The snows came early and mercifully have covered the crop circles I created on my front lawn with pesticides last summer. I’ve been staring at those brown orbs since July, when my obsession with the evil clover and my unwillingness to follow package directions combined in a slight over-application of Agent Orange.
I tried through the summer and fall to focus on the lovely garden at the edge of the brown lawn but I couldn’t push my eyes past the brown, lifeless foreground. One day this fall I was raking the straw when a fellow I sort of know — he lives somewhere in the neighborhood — walked up, said he’d seen me out in the yard and “had to come by” to see just how bad my lawn looked. Pretty bad was his obvious, snickering conclusion. But like most people who look at my lawn, he opined that it would come back just great in the spring.
“Really,” I say? “Doesn’t grass need roots? Looks to me like I just raked up another batch of follicles. My rake looks like my comb did 30 years ago when my hair fell out.”
No, they say. Your lawn needs to enter its dormancy. A long, cold nap. And come the spring, as the daffodils awake, so will your lawn. Refreshed and lush.
I will believe this when I see it. In the meantime, I am counting on one of those winters when the first snow beckons the second, the cold snaps, and I don’t see my lawn until March.
There’s a guy here at the office, and yes, he believes my lawn will be resurrected come Easter, who inquires about my holiday lighting progress. He thought the long, brown spotted fall would have given me ample time to hang the garland and weave the festive lights across my front porch in temperatures where my fingers wouldn’t fall off.
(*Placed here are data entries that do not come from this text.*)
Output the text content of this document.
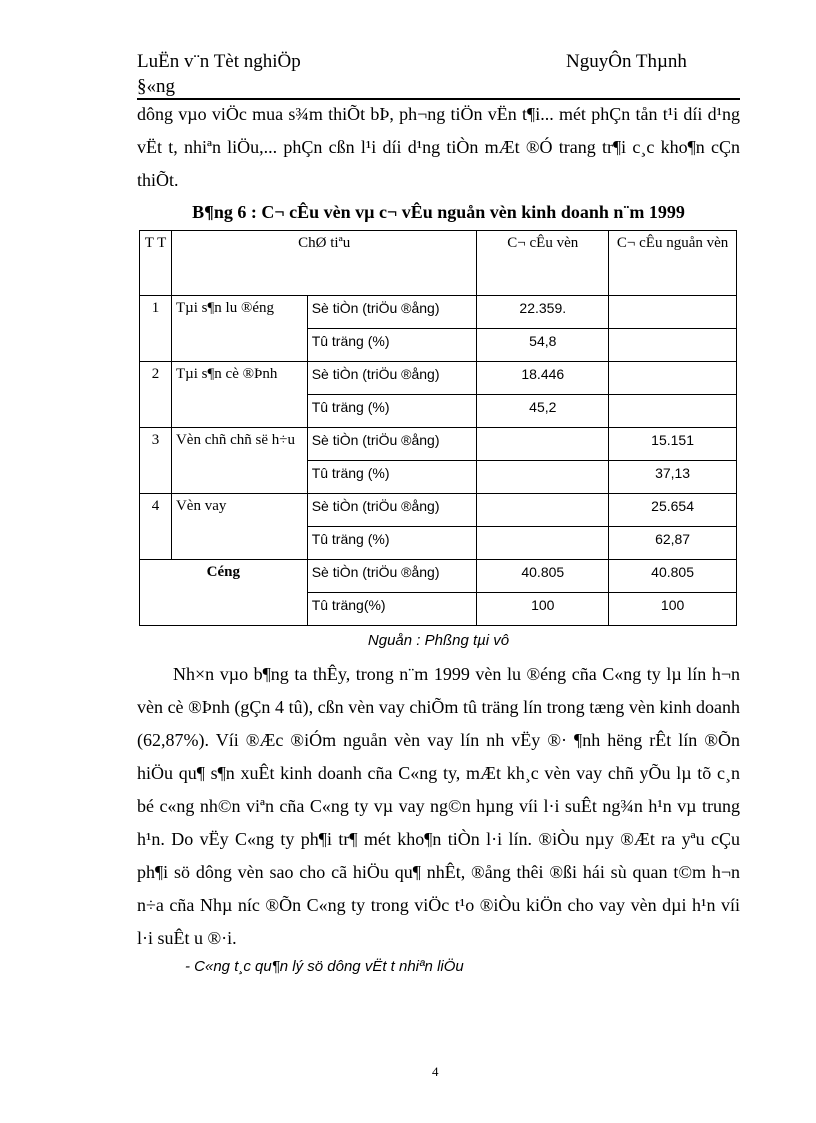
LuËn v¨n Tèt nghiÖp	NguyÔn Thµnh
§«ng
dông vµo viÖc mua s¾m thiÕt bÞ, ph¬ng tiÖn vËn t¶i... mét phÇn tån t¹i díi d¹ng vËt t, nhiªn liÖu,... phÇn cßn l¹i díi d¹ng tiÒn mÆt ®Ó trang tr¶i c¸c kho¶n cÇn thiÕt.
B¶ng 6 : C¬ cÊu vèn vµ c¬ vÊu nguån vèn kinh doanh n¨m 1999
T T	ChØ tiªu		C¬ cÊu vèn	C¬ cÊu nguån vèn
1	Tµi s¶n lu ®éng	Sè tiÒn (triÖu ®ång)	22.359.	
		Tû träng (%)	54,8	
2	Tµi s¶n cè ®Þnh	Sè tiÒn (triÖu ®ång)	18.446	
		Tû träng (%)	45,2	
3	Vèn chñ chñ së h÷u	Sè tiÒn (triÖu ®ång)		15.151
		Tû träng (%)		37,13
4	Vèn vay	Sè tiÒn (triÖu ®ång)		25.654
		Tû träng (%)		62,87
Céng		Sè tiÒn (triÖu ®ång)	40.805	40.805
		Tû träng(%)	100	100
Nguån : Phßng tµi vô
Nh×n vµo b¶ng ta thÊy, trong n¨m 1999 vèn lu ®éng cña C«ng ty lµ lín h¬n vèn cè ®Þnh (gÇn 4 tû), cßn vèn vay chiÕm tû träng lín trong tæng vèn kinh doanh (62,87%). Víi ®Æc ®iÓm nguån vèn vay lín nh vËy ®· ¶nh hëng rÊt lín ®Õn hiÖu qu¶ s¶n xuÊt kinh doanh cña C«ng ty, mÆt kh¸c vèn vay chñ yÕu lµ tõ c¸n bé c«ng nh©n viªn cña C«ng ty vµ vay ng©n hµng víi l·i suÊt ng¾n h¹n vµ trung h¹n. Do vËy C«ng ty ph¶i tr¶ mét kho¶n tiÒn l·i lín. ®iÒu nµy ®Æt ra yªu cÇu ph¶i sö dông vèn sao cho cã hiÖu qu¶ nhÊt, ®ång thêi ®ßi hái sù quan t©m h¬n n÷a cña Nhµ níc ®Õn C«ng ty trong viÖc t¹o ®iÒu kiÖn cho vay vèn dµi h¹n víi l·i suÊt u ®·i.
- C«ng t¸c qu¶n lý sö dông vËt t nhiªn liÖu
4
Now as a person who had part of a finger fall off a few years ago, I can tell you that Mr. Stubby (index finger, right hand) gets mighty chilly with the first frost.
But come on, hanging the holiday lights is supposed to involve some pain. Twisting the wire strand around the garland to hang it when it’s 50 degrees would not provide the excruciating pleasure I believe the nuns told me was essential to the Baltimore catechism. And bitter cold is only part of the teaching process. All forms of adversity are good for learning that death is a reward.
So Sunday after the Bears game, I took to the porch. I hung the garland — till I ran out with one side of the porch un-decked. That never happened before. Went to the basement, brought up the lights, and these, friends, are the best garland wrapping lights ever. Found them last year at Home Depot. Hung the first strand. Perfect. Sparkly and fine. The remaining six strands? Busts. Duds. Not a spark of light on my dark night.
So now it is Tuesday. I’ve purchased more garland. I tried to buy more of the same lights, but this year Home Depot is carrying Martha Stewart holiday lights. Jiminy. And the temps have dropped another 15 degrees.
Tonight on my porch, another teaching experience. Another chance to learn to be humble. But whatever goes haywire, I will be comforted knowing that just in front of me, under 4 inches of snow, in the bitter early December temperatures, my lawn is resting, dreaming perchance of sprouting come spring.